Experts also believe that data on audio-only telehealth use may be hampered by inaccuracies and biases, due to which the actual use of audio-only options may be even higher than current data indicates.

The uptick in audio-only telehealth use during the pandemic was made possible by regulatory flexibilities that enabled Medicare and other payers to reimburse audio-only visits at the same rate as video-based telehealth visits. But these flexibilities are tied to the COVID-19 public health emergency declaration, which ends Oct. 13.

Federal officials have acknowledged the health equity benefits provided by audio-only telehealth. At the inaugural National Telehealth Conference hosted by the Department of Health and Human Resources in May, officials from the Substance Abuse and Mental Health Services Administration and Indian Health Service noted how crucial audio-only telehealth options have been to ensure continued access to care, especially behavioral healthcare.

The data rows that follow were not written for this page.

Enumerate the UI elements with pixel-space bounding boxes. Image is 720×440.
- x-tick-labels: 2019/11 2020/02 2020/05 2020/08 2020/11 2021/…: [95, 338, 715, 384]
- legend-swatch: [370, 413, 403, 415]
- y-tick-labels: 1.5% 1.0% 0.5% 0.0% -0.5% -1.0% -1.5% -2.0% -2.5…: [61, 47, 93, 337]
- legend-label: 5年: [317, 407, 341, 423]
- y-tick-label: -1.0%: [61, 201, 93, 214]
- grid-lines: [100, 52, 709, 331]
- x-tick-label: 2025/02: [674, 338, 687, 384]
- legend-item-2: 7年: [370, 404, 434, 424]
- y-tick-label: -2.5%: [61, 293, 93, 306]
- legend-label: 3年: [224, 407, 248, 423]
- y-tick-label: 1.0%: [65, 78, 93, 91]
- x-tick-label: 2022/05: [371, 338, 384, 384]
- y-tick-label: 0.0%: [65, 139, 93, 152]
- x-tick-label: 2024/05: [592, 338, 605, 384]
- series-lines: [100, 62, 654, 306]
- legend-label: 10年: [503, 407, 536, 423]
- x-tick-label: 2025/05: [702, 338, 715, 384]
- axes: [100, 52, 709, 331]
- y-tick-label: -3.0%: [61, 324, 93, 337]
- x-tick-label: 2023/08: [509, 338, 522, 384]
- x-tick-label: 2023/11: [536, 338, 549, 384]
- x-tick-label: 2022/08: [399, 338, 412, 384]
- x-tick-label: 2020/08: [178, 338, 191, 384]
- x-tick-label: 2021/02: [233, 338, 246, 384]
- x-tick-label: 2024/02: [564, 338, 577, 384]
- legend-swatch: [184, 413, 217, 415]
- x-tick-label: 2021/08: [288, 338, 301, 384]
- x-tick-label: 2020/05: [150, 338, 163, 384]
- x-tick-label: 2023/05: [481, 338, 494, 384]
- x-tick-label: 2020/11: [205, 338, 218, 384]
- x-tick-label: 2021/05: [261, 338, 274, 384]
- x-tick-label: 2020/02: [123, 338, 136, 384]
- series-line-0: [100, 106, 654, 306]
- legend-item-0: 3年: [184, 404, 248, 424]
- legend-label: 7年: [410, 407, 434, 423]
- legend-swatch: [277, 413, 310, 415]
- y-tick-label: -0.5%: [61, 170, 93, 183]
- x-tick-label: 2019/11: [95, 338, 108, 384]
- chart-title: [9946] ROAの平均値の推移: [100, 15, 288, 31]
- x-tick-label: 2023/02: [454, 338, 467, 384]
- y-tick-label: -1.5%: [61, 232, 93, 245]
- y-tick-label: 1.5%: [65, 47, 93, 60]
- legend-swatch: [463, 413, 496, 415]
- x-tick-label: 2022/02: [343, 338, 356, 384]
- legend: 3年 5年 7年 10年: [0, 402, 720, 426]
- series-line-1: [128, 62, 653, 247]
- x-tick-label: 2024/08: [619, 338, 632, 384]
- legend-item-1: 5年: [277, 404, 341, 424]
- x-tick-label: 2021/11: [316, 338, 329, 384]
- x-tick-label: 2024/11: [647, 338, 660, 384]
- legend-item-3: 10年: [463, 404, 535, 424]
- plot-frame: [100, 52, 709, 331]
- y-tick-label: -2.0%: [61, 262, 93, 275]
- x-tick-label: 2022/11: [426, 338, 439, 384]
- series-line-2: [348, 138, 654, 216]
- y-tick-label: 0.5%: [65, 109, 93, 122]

Despite this acknowledgment, the Centers for Medicare and Medicaid Services said it plans to discontinue reimbursement for audio-only care modalities in its proposed 2023 Medicare Physician Fee Schedule.

But policymakers may be seeking to prevent this by making audio-only reimbursement permanent. Last year, House representatives introduced the Permanency for Audio-Only Telehealth Act, which would establish coverage for providers who connect with patients using phone or non-video telehealth platforms.